I have the feeling that 1500 revs/min on my Volvo D9 575s might be OK, but its only a feeling, can anybody give a more scientific answer, please?
 
Gut feeling answer = you will be fine. But I would have the injectors serviced as recommended on D9, because it's the only engine I ever had fail catastrophically on me when I was driving a boat - a hosing injector destroyed a piston.

Scientific answers:
1. I see no logic in "especially on common rail" comment: an electronic injector is agnostic about whether it is fed fuel from a common rail or a unit injector.
2. I don't see how blockage will generally tend to result from running at modest speeds. Dirt shouldn't be getting to the injector in the first place, but it feels unscientific to think that the higher fuel flow at 2300rpm will flush out dirt that the lower fuel flow at 1500rpm won't.
3. You'll get LESS injector wear at 1500rpm than 2300 rpm, AOTBE, because there is less flow of fuel and so less frictional wear.
4. Remember nearly all European 50Hz generators run at a fixed 1500rpm, often at a much lower loaded state (and hence with less fuel flow) than a propulsion engine at 1500rpm and they are not prone to blockage.
 
Point taken regarding injector servicing on D9s. I read that CR injector tips differ by having multiple tiny canuli and at lower speeds carbon build up (due to less heat?) can cause them to "hose".
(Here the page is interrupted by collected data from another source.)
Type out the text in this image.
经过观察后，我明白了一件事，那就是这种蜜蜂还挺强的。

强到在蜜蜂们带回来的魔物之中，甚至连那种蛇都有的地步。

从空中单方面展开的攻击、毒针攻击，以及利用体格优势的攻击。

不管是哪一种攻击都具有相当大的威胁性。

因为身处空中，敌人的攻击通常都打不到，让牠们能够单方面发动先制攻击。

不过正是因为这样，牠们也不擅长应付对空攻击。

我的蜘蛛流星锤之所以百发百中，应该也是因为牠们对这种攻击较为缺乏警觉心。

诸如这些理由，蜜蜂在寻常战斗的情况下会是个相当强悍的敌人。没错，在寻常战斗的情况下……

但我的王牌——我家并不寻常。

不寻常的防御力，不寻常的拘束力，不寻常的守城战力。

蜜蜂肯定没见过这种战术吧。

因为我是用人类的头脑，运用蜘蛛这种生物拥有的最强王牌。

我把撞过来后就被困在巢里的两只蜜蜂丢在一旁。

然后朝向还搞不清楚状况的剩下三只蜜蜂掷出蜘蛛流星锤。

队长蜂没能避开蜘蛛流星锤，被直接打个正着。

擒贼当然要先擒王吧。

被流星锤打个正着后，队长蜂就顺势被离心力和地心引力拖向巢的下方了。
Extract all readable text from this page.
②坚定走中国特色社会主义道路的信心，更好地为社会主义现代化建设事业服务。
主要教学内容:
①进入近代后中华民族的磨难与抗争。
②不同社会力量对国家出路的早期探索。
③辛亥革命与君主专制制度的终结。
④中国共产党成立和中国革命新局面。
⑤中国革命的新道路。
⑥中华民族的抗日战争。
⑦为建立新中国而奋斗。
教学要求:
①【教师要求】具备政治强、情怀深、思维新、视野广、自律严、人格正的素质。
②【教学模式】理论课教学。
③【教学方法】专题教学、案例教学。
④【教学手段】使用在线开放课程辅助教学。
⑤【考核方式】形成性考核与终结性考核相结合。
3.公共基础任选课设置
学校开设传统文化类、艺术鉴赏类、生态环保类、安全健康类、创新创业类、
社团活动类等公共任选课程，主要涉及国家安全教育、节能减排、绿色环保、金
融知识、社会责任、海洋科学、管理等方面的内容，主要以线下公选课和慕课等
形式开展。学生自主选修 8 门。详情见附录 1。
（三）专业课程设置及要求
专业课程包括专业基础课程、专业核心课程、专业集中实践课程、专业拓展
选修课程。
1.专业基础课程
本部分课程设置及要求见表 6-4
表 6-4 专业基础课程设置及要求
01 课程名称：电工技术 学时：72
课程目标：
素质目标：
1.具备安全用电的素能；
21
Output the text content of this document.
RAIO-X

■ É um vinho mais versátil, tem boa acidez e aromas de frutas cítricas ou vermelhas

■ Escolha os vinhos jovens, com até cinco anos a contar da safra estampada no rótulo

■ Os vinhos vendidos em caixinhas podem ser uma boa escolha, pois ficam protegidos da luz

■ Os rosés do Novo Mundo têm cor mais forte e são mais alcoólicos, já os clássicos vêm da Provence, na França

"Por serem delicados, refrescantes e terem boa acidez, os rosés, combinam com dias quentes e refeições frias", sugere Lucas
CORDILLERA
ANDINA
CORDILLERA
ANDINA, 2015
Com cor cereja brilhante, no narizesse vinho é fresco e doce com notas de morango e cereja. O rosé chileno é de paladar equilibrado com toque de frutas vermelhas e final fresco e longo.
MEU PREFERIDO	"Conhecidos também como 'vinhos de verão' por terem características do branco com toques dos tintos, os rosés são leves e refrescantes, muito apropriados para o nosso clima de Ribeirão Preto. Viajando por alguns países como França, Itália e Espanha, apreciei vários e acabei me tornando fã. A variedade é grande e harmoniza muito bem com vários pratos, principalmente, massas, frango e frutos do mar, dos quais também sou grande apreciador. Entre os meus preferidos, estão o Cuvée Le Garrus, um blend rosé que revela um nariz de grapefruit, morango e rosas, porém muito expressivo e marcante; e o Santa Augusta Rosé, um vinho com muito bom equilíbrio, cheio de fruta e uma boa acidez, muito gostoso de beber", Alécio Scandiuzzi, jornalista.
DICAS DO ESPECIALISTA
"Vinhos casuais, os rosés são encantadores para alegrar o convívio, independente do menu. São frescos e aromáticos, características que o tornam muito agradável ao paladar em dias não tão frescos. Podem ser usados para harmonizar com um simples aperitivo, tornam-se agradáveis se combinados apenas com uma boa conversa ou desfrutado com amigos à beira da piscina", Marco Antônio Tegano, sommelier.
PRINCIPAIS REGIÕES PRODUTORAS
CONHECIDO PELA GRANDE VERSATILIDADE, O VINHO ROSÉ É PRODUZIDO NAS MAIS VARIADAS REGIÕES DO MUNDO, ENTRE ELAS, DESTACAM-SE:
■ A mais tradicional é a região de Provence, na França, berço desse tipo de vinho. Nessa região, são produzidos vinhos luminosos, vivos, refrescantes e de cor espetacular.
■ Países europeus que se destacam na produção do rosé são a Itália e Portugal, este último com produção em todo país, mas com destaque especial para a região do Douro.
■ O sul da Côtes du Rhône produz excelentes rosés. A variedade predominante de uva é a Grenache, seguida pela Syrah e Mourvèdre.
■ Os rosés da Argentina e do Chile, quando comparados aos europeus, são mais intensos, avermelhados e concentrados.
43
Interesting about the generators, do any of them use D9s?
 
The modern multiple nozzles/multiple injection events and all that are features of modern diesel engines with electronically controlled injection, not features of the common rail method of distributing the fuel. The injectors are indifferent/ don't even know whether the high pressure fuel comes from a common rail or from cylinder-specific high pressure pumps (so called "unit injectors").

A Volvo D9 isn't a common rail engine. It has unit injectors, which means a local high pressure pump for each cylinder, thwacked by the camshaft to create the pressure. That high pressure fuel is then injected by modern fully electronically controlled injectors. Nothing at all unusual or bad about any of that. Same iirc for D11, D12, D13 engines.

Yes lots of generators use the D9 engine.
 
I keep my boat on a river which is speed restricted.
Boats here with planing hulls designed for sea use are common. They don't seem to suffer from mostly going slow .

At mostly slow speed I have clocked up over 850 hours in my present boat since 2014 and 650 hours in my previous boat between 2008 and 2014 and never had any issues with fuel or injectors.
That's mechanical injection kad32 diesels.

I do get to go fast when we go to tidal/salty water which is a very few times a year but that's a relatively small number of hours overall.
Must admit the engines always feel better after a good blast , even if its a 20 minute blast. But no issues as far as I know.

The last couple of years I use a fuel additive which claims to keep the fuel system clean.